Als Angela Merkel sagte, sie freue sich über den Tod des Verbrechers bin Laden, hat sie die am weitesten vom Christentum entfernte Position bezogen, die sich vorstellen lässt.

Was ist der Kern des Christentums? Ich glaube, es ist die Idee der Nächstenliebe. Man muss kein Christ sein, um zu erkennen, wie groß und wie utopisch dieser Gedanke ist: Liebe deinen Feind. Auch er ist Gottes Geschöpf. Wenn sie dir auf die linke Wange schlagen, dann schlage nicht zurück, sondern halte die rechte Wange hin. Wer schafft das schon? Man muss sich überwinden, Spott aushalten, wie Jesus, der sich nicht wehrte, als sie ihn ans Kreuz schlugen, und der für seine Mörder um Verzeihung bat. Christentum, ernst genommenes, ist nichts für Feiglinge.
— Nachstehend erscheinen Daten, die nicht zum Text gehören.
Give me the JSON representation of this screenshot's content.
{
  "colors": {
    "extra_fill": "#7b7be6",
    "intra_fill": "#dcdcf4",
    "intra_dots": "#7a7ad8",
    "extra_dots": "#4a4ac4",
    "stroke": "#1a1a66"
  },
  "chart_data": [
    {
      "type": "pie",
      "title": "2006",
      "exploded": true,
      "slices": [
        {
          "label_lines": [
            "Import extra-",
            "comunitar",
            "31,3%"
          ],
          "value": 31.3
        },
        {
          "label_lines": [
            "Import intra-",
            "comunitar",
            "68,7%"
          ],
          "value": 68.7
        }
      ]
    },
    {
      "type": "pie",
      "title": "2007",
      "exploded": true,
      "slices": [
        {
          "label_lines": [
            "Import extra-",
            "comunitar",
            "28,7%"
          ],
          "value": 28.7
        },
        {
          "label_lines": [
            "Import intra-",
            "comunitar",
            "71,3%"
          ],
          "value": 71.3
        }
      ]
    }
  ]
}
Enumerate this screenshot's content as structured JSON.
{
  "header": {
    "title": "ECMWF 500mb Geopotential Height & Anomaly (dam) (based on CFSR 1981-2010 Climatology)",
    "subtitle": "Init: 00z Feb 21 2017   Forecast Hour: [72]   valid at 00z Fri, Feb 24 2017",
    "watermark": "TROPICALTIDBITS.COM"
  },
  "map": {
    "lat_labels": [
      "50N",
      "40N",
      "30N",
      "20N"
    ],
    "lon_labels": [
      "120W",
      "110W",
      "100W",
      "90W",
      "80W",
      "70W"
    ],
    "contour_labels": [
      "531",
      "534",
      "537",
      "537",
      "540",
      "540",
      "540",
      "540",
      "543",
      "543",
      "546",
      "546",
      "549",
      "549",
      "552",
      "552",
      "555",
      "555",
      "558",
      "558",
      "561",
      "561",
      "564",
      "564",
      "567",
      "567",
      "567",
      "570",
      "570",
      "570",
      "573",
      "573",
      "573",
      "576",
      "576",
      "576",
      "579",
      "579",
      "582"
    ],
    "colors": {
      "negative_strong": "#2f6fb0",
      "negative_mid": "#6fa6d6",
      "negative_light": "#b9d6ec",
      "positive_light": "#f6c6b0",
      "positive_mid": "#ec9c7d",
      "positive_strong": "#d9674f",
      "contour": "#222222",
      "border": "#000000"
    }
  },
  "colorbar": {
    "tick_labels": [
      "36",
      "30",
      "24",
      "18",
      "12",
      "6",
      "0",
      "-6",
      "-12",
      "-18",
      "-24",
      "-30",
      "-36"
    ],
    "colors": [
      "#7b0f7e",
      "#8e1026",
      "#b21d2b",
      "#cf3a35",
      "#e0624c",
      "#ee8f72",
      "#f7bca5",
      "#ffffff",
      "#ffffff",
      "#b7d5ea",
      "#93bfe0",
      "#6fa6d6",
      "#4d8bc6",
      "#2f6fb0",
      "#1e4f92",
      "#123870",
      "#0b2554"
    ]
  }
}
Als Angela Merkel sagte, sie freue sich über den Tod des Verbrechers bin Laden, hat sie die am weitesten vom Christentum entfernte Position bezogen, die sich vorstellen lässt. Vielleicht war ihr das gar nicht bewusst, auch das wäre schlimm: eine Kanzlerin, die redet, ohne nachzudenken. Nun muss bei uns keiner Christ sein, ich selber bin es auch nicht. Aber das Bizarre ist, dass ausgerechnet Merkels Partei, die CDU, bei jeder Gelegenheit betont, dass unsere Kultur, unsere Leitkultur, eine christliche sei. Der Islam gehört nicht zu Deutschland – diese These kommt aus einer Partei, deren Vorsitzende, wenn es opportun ist, so ähnlich redet wie ein Krieger des Dschihad, des Heiligen Krieges.

Oh ja, liebe Kollegen Scharfmacher von der „Welt“ und anderswo, wir Deutschen sind Weicheier. Dabei spielt, neben den Nachwirkungen der Nazizeit, auch unser christliches Kulturerbe eine kleine Rolle. Töten, Kriege, Blutrache, davor schrecken viele zurück – verzeiht uns das, falls ihr könnt. Wir zwingen Angehörige anderer Religionen ja auch nicht dazu, Schweineschnitzel zu essen.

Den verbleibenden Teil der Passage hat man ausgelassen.